Lezingen: Jesaja 55:1-7 en Efeziërs 1:15-23

“Hij heeft alles aan zijn voeten gelegd en Hem als hoofd over alles aangesteld, ten behoeve van de kerk, die zijn lichaam is, de volheid van Hem die alles in allen vervult’ (Efeziërs 1:22-23)


Een volle kerk: wie van ons zou dat niet wensen? We mogen niet mopperen vanmorgen (fijn dat jullie allemaal gekomen zijn), maar toch… Een volle kerk… Dat doet ons verlangen naar de hoogtijdagen van onze gemeente. Toen één dienst op zondagmorgen niet voldoende was om alle kerkgangers te bergen. Toen er nog meerdere kerkgebouwen waren, die soms nog te klein waren – dan moesten er stoelen bij. Waar blijft de tijd? Kom er eens om tegenwoordig. De kerk is leeggelopen. We krimpen in. We houden in deze maanden één dienst, zodat we tenminste nog een halfvolle kerk hebben. Bovendien liggen er vergevorderde plannen om binnen afzienbare tijd met één gebouw verder te gaan, zoals je weet. Want een volle kerk? Dat is toch voltooid verleden tijd? 
Toch wil ik vanmorgen beweren dat de kerk vol is. Vol is, vol was en vol zal blijven. Dat wil ik beweren op grond van één opmerkelijk zinnetje. Een stukje van een zin, die we zo juist hebben gelezen. De laatste woorden uit de gelezen Bijbeltekst uit de brief van Paulus aan de Efeziërs. Hoofdstuk 1. ‘Het laatste woord’ – dan moet ik denken aan hoe het vroeger ging bij ons aan tafel. Als mijn vader uit de Bijbel had voorgelezen. Dat gebeurde steevast aan het einde van elke maaltijd. De Bijbel kwam van de plank. Er werd een stukje gelezen. Een stukJE? Soms lang, saai en moeilijk… Niet te volgen voor kleine best wel drukke kinderen… maar het laatste woord was genoeg. ‘Wat was het laatste woord?’, zei papa dan. En als je dat wist, was het goed. 
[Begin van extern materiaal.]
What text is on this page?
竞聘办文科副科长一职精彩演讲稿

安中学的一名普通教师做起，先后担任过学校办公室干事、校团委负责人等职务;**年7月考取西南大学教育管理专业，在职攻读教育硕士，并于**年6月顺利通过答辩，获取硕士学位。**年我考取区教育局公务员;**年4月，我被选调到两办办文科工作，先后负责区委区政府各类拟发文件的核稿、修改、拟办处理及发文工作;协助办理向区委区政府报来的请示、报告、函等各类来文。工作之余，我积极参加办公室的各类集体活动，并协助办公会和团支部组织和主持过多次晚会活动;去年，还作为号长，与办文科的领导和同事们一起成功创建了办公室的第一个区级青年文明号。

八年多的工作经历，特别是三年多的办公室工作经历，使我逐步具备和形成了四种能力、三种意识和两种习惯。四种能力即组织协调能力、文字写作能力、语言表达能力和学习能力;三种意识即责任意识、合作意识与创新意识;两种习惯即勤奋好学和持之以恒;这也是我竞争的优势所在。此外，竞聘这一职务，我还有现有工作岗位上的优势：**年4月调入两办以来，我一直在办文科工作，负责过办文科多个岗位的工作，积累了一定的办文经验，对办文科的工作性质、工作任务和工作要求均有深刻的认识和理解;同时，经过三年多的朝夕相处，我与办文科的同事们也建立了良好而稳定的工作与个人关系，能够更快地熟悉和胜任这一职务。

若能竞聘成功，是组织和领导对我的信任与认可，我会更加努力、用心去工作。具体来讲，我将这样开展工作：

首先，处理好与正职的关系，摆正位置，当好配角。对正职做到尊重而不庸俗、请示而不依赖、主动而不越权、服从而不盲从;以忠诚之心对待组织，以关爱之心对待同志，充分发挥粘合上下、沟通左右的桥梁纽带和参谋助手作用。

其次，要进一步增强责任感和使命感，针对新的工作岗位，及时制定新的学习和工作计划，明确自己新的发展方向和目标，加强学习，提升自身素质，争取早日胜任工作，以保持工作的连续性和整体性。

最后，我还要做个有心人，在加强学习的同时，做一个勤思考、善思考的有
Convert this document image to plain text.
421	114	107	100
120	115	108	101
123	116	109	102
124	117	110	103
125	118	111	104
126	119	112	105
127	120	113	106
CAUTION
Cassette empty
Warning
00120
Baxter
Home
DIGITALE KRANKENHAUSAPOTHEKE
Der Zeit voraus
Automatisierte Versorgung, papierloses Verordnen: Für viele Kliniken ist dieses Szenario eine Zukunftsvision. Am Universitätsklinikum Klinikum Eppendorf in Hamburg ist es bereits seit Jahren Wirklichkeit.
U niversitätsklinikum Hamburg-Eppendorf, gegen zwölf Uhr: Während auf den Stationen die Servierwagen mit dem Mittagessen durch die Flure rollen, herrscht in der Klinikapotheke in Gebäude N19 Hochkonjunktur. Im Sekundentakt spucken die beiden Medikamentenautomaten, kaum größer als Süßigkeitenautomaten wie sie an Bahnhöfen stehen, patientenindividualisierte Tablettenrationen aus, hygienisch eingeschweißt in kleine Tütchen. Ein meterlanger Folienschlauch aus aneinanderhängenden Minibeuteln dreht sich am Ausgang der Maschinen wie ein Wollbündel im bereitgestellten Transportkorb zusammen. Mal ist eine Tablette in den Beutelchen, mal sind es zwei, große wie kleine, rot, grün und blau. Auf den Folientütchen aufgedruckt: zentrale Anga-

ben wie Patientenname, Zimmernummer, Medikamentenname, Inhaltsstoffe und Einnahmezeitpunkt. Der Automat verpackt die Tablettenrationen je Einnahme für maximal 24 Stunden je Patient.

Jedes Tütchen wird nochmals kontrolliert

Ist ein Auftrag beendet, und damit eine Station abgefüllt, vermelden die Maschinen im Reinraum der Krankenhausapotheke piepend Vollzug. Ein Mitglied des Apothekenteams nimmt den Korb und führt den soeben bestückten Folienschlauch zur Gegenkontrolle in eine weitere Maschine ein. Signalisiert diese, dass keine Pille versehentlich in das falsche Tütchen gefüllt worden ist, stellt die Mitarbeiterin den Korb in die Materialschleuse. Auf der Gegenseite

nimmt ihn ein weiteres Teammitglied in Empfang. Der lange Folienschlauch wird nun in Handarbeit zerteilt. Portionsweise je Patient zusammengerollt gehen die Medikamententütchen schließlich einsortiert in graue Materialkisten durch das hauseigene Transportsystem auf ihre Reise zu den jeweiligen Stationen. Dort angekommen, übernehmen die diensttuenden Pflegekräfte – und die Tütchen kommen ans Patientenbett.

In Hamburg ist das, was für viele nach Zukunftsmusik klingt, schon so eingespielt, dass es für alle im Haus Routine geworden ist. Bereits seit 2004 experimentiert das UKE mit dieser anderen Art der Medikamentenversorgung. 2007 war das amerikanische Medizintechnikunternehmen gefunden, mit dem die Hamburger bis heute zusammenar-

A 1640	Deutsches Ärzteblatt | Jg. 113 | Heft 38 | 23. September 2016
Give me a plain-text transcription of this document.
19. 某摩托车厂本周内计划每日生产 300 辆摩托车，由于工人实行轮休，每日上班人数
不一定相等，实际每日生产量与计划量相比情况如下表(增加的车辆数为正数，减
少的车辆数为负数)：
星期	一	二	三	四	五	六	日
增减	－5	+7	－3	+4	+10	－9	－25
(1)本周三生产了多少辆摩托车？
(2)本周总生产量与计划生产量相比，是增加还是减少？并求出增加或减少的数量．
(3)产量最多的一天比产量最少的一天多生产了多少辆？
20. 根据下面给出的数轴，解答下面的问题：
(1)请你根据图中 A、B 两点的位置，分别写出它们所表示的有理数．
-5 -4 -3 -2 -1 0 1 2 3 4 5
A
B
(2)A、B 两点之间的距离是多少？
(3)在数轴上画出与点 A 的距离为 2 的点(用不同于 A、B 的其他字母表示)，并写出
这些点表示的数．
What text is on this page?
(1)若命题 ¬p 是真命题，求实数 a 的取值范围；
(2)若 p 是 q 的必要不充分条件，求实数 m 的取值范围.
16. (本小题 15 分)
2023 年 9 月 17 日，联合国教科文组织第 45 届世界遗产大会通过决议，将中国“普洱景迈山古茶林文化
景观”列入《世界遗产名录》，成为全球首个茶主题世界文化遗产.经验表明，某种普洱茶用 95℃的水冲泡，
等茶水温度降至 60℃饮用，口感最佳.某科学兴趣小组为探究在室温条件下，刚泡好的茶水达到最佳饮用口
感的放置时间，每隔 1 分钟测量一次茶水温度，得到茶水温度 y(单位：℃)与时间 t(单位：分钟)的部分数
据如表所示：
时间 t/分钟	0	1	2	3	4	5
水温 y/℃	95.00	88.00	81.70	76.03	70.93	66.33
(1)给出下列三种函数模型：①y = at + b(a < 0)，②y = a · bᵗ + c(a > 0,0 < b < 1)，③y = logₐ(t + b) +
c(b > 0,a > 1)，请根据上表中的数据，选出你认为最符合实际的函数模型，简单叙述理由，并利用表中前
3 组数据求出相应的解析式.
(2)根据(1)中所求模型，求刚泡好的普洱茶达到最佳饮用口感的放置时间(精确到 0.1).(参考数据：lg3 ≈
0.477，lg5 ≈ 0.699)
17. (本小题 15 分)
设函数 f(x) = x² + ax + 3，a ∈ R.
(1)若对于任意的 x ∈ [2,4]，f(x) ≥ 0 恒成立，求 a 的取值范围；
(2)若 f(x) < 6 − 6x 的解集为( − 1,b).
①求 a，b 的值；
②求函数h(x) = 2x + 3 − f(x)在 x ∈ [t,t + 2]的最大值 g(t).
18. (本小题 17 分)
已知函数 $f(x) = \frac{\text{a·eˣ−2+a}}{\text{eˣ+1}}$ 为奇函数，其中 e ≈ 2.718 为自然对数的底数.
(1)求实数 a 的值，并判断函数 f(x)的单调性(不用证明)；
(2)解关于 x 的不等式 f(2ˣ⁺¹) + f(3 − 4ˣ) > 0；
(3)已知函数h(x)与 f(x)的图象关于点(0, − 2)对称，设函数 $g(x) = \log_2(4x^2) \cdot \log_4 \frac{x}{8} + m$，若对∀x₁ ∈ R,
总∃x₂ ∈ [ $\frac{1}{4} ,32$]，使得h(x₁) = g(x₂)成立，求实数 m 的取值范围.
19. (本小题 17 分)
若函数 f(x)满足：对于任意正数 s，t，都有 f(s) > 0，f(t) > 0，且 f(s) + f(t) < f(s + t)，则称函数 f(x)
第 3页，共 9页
Zo iets maken we vanmorgen ook mee. Want ik kan me voorstellen, dat jij niet zo gek veel heb meegekregen, laat staan onthouden, van die lezing uit Efeze 1 van vanmorgen. De lector heeft het prima voorgelezen (daar niet van), maar het is nogal wat. Een woordenstroom. Om niet oneerbiedig te spreken van één woordenbrij. En dan hebben wij nog een vertaling gelezen. Als je het in het Grieks bekijkt, dan bestaat hoofdstuk 1 van de Efeze-brief eigenlijk maar uit twee lange zinnen. Eerst staat er het korte opschrift van de brief. Afzender: Paulus; adres: de christenen in Efeze. Groet: genade zij u en vrede. Daarna volgen dus die twee lange, volle, gecompliceerde, doorlopende zinnen. Ik heb het even geteld: de eerste zin telt 214; de tweede bevat 172 woorden. De tweede zin – in onze vertaling vers 15 tot en met 23 hebben we zojuist gelezen. Wij, in onze tijd, vinden dat vreemd. Onverstandig ook. Als je iets aan iemand wilt vertellen, moet je dat helder en duidelijk doen. Dan moet je niet beginnen met een woordenstroom. Als ik een preek maak, probeer ik de zinnen ook zo kort mogelijk te houden. Kort en krachtig – dat is het beste voor ons. In Paulus’ tijd was dat heel anders. Zeker als je een brief schreef. Dan moest je juist beginnen met een paar lange, moeilijke zinnen. Zodat de lezer of de hoorder meteen heel goed geconcentreerd moet luisteren. En één keer luisteren is niet genoeg. Een belangrijke brief moet je steeds weer lezen en herlezen. Daar moet je als het ware op kauwen. Dan proef je telkens weer iets anders. Zo is de Bijbel niet een bord met hapklare brokken. Je kunt de woorden niet voor zoete koek slikken. Je blijft er over malen. Herkauwen. Je blijft ermee bezig.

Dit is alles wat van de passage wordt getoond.